Al ponerse en pie se paró sin querer sobre el círculo de vidrio. Un escalofrío le subió por la espalda cuando escuchó el sonido del vidrio al quebrarse bajo su peso. Sintió un miedo que no era usual en él cuando se percató de que había alguien a su lado. Pensó que el pobre celador tendría que marcharse a casa con un ojo morado o un labio partido. Cuando quiso moverse para enfrentarlo, el escalofrío se convirtió en pesadez y sintió que el cuerpo no le respondía. Sintió que sus brazos colgaban inertes y que los pies estaban fundidos en concreto. La respiración se llenó del aire frío de la noche de navidad y el miedo le llenó el olfato.
Sin saber por qué, trató de mover la cabeza y le sorprendió poder hacerlo. Levantó la vista y contempló la luna en el segundo día del cuarto creciente detrás de la cruz de concreto sobre el mausoleo de al lado. Cuando bajó la vista para tratar de enfrentar a quien le había sorprendido, sintió que todas sus fuerzas le abandonaron y lo que le había estado deteniendo le soltó por completo. Sus piernas fallaron y cayó al suelo. Con él no había nadie.

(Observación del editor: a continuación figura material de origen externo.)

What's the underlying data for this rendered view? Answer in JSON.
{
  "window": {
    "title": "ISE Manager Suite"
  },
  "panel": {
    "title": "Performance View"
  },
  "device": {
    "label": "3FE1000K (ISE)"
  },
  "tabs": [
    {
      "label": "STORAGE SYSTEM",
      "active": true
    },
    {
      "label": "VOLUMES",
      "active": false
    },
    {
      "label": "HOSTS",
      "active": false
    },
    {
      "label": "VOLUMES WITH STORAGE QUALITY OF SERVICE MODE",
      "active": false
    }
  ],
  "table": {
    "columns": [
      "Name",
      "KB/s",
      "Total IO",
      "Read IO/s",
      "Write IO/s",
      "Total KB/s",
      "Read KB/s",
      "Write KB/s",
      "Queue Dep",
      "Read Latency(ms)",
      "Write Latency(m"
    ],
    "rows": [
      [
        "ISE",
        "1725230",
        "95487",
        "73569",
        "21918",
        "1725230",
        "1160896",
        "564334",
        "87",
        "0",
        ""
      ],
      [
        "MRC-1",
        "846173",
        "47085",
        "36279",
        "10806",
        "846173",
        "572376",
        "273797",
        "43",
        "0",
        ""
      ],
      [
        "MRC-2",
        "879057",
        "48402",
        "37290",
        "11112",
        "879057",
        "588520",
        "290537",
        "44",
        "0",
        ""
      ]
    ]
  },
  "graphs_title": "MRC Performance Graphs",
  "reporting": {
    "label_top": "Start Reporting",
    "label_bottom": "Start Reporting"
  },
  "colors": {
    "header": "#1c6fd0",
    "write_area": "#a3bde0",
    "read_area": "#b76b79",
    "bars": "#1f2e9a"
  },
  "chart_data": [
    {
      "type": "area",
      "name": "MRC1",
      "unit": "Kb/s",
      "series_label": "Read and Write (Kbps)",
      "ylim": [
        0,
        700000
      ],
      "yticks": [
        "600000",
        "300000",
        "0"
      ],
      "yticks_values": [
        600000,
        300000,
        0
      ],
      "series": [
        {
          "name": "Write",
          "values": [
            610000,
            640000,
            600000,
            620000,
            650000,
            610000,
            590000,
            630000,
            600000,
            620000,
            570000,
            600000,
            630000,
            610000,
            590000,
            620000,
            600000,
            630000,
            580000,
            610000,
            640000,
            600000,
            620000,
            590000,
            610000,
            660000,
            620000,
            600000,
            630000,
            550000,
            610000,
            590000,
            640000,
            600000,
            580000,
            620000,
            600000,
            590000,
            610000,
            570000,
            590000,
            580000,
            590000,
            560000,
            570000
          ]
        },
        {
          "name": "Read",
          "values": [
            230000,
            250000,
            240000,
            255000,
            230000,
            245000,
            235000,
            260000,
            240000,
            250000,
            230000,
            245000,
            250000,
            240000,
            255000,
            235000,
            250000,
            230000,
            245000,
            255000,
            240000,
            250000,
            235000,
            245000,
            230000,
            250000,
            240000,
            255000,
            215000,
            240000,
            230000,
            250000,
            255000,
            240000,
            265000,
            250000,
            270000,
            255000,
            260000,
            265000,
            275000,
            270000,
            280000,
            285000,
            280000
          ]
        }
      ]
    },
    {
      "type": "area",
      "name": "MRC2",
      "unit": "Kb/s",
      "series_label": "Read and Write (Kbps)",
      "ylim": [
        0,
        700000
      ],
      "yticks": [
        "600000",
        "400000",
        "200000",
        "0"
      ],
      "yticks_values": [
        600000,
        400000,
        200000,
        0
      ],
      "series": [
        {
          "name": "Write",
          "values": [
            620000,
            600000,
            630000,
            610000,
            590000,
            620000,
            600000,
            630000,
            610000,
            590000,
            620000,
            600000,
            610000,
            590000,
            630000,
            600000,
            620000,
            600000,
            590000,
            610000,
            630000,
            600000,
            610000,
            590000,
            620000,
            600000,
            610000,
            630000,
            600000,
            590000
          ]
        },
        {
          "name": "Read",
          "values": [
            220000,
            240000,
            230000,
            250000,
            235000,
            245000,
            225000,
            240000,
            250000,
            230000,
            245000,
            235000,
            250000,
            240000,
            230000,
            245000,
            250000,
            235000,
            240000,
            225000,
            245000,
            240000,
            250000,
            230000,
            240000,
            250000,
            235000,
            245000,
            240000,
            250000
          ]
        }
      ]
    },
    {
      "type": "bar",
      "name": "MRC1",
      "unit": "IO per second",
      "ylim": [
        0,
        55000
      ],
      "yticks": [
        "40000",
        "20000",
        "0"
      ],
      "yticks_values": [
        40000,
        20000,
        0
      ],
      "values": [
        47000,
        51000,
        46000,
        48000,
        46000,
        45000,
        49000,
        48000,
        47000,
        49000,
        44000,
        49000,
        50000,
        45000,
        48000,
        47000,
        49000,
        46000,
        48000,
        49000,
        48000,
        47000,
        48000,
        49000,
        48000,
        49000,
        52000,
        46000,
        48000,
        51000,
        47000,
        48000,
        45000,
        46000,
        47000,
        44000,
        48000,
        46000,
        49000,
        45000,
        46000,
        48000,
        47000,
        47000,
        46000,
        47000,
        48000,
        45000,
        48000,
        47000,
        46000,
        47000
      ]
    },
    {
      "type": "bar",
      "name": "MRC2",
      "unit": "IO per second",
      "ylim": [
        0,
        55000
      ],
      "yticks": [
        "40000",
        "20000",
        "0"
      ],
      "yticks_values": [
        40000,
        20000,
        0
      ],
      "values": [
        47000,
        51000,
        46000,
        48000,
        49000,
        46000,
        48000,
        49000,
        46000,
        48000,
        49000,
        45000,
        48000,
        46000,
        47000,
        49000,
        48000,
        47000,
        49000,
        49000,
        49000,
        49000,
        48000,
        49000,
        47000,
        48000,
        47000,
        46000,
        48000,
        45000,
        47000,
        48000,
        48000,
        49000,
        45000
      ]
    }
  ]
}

Se incorporó y examinó el espacio a su alrededor. Nadie. Los corredores vacíos y el silencio total de siempre. Se tocó el pecho y sintió el corazón queriendo salir de su encierro. Sintió miles de preguntas y pensamientos en camino de llenar su mente y decidió ponerse en marcha antes que éstas y aquellos le ocuparan demasiado y le nublaran la razón.
Sus pasos estaban apresurados, más por el miedo que por la prisa que el atraso le imponía. Quería salir de allí lo más pronto posible. Luchaba por no volver la vista atrás, aunque su instinto se lo demandara.
Al llegar al punto donde debía saltar el pequeño muro se detuvo, se concedió ver atrás antes de salir.
Vio el mausoleo que había a su espalda y algo le hizo acercarse. En la oscuridad sus ojos habían distinguido algo que le sorprendió de sobremanera he hizo que la sangre se le enfriara en todas sus venas. Se acercó mientras trataba de dar crédito a lo que estaba viendo entre las sombras. Sacó la pequeña linterna y cuando la luz apartó la oscuridad, volvió una corriente fría subiendo por su espalda.
Tallado en el cemento, debajo de la cruz y entre flores y ángeles esculpidos en piedra, había una palabra, un apellido: Rottmann. Estaba frente al mausoleo familiar del mismo individuo que lo había contratado. Apagó la linterna y se retiró. Rápidamente saltó el muro y al guardarse la linterna trató de guardarse sus preguntas. Mientras bajaba la ladera se sintió observado, pero ya no quiso ver hacia atrás.
Llegó al auto y su compañero le cuestionó por la tardanza. “Afortunadamente no hay tráfico y te aseguro que el tiempo sobra”. Él asintió y se subió al auto. Ajustó el espejo y se percató de que su rostro estaba pálido. “¿Te pasa algo?” No hubo respuesta. Se acomodó en el asiento y fijó la vista en la luna.
No pudo espantar de nuevo las preguntas, cedió a ellas y trató de buscar explicación a lo que había pasado allá atrás. No encontró respuesta y se dijo a sí mismo que sería mejor no preguntar más. Bajó la mochila de sus piernas y se dibujó a sí mismo una cruz con la mano derecha, mientras su compañero le vio de reojo con curiosidad.